La preocupación ciudadana no nace del capricho. La Peña de Bernal está reconocida oficialmente como Área Natural Protegida estatal con categoría de paisaje protegido; su declaratoria fue publicada el 5 de junio de 2009, con una superficie de 263.91 hectáreas, y su programa de manejo fue publicado en 2011. El propio instrumento de planeación municipal de Ezequiel Montes la define como un sitio prioritario por su derrama económica, su valor geológico, cultural y escénico, y por su vínculo con la cultura otomí-chichimeca. Más todavía: el mismo plan municipal establece como meta frenar la ocupación urbana sobre el área natural protegida Peña de Bernal.
Y es que la Peña no es una simple roca bonita para la postal del fin de semana. La UNESCO inscribió en 2009 los “Lugares de memoria y tradiciones vivas de los otomí-chichimecas de Tolimán: la Peña de Bernal, guardiana de un territorio sagrado” en la Lista Representativa del Patrimonio Cultural Inmaterial de la Humanidad. En esa ficha se explica que la Peña forma, junto con los cerros del Zamorano y el Frontón, un triángulo simbólico sagrado, eje de peregrinaciones, rituales relacionados con el agua y prácticas identitarias profundamente arraigadas en la región. Tocar ese entorno, por tanto, no es sólo mover tierra: es intervenir un espacio cargado de memoria, espiritualidad e identidad colectiva.

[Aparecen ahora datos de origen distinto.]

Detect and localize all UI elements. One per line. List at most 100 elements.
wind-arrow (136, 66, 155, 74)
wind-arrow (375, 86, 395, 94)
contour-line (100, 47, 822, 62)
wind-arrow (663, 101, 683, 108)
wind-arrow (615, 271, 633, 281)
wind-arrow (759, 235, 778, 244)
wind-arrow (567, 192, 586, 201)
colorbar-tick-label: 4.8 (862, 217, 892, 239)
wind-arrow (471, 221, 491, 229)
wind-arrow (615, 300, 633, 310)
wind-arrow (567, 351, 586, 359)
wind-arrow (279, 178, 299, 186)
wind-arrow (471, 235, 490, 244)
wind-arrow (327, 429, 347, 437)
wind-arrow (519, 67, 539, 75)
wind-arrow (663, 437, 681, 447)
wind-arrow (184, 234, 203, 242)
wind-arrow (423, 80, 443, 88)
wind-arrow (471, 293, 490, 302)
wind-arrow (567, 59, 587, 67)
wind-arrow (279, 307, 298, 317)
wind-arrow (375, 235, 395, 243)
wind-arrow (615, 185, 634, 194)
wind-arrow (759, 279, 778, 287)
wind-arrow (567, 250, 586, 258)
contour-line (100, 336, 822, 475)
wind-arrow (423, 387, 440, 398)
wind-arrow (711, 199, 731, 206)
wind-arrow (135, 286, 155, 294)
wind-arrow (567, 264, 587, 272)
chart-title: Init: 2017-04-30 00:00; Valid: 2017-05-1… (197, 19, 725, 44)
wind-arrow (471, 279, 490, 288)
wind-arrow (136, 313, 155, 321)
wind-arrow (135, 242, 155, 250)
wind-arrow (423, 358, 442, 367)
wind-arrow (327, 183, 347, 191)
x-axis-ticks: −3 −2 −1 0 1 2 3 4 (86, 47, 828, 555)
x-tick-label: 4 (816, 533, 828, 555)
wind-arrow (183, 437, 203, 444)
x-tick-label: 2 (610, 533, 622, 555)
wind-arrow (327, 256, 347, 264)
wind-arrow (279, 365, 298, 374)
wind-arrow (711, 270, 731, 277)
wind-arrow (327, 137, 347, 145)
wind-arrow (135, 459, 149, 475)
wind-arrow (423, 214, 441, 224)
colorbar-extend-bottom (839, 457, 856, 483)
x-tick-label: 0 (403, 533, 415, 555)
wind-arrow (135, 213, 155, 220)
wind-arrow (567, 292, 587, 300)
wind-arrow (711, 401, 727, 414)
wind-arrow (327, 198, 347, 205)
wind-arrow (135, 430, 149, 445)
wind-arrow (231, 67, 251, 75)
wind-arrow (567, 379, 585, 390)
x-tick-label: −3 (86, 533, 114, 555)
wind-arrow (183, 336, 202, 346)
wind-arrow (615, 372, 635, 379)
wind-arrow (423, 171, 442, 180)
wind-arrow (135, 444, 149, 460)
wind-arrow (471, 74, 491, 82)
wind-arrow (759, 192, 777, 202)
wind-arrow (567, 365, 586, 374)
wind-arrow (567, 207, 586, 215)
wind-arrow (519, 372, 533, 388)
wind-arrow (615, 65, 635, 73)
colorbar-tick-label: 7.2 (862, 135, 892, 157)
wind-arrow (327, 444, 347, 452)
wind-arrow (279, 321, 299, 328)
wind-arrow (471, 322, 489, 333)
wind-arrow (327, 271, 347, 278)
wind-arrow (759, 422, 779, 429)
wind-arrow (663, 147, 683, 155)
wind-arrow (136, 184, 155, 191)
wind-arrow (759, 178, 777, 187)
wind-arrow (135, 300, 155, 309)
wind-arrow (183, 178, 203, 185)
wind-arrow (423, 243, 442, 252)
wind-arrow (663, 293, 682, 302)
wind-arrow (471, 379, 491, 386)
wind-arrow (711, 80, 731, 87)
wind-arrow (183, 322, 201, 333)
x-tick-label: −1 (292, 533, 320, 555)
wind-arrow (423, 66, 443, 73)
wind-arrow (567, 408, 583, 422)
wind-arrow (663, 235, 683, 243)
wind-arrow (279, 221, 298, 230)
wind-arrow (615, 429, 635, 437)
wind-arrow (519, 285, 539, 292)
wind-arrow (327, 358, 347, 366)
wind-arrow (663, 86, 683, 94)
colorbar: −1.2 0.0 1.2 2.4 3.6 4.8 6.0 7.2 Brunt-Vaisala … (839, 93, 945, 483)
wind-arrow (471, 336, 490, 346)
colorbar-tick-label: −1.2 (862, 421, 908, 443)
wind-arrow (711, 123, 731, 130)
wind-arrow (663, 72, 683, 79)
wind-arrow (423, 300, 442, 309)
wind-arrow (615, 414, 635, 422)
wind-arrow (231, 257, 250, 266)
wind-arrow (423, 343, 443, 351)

También hay una dimensión científica que no puede pasarse por alto. Investigaciones retomadas por la UNAM y por materiales académicos recientes describen a la Peña de Bernal como un domo volcánico tipo espina, formado hace alrededor de 8.7 millones de años, con una altura máxima cercana a los 433 metros desde su base en uno de sus flancos. Es decir: estamos hablando de un geositio excepcional, no de un cerro cualquiera al que se le pueda meter retroexcavadora con la ligereza con la que se remienda una banqueta.
Por eso el debate de fondo no es “cancha sí” o “cancha no”. El verdadero punto es otro: qué clase de autoridad decide empujar infraestructura sobre el entorno de un símbolo protegido sin antes explicar, con papeles sobre la mesa, qué obra es, dónde inicia, dónde termina, qué permisos tiene, qué impacto tendrá y qué medidas de mitigación contempla. Porque si el municipio presume metas de conservación, protección patrimonial y freno a la ocupación urbana en esa misma zona, entonces no puede actuar como si Bernal fuera terreno de improvisación administrativa.
Hasta el momento, en esta revisión no localicé una ficha pública oficial fácilmente accesible que detalle la obra denunciada, su polígono exacto, sus autorizaciones o sus medidas de protección ambiental. Y ahí está el corazón del problema: cuando en un sitio tan delicado aparece maquinaria y no aparece información clara, la sospecha crece más rápido que el polvo. La autoridad municipal tendría que responder con documentos, no con silencio. Porque la Peña de Bernal no es un adorno del paisaje ni el telón de fondo de una ocurrencia de obra pública: es patrimonio natural, cultural y simbólico de Querétaro. Y a ese patrimonio no se le raspa primero para explicar después.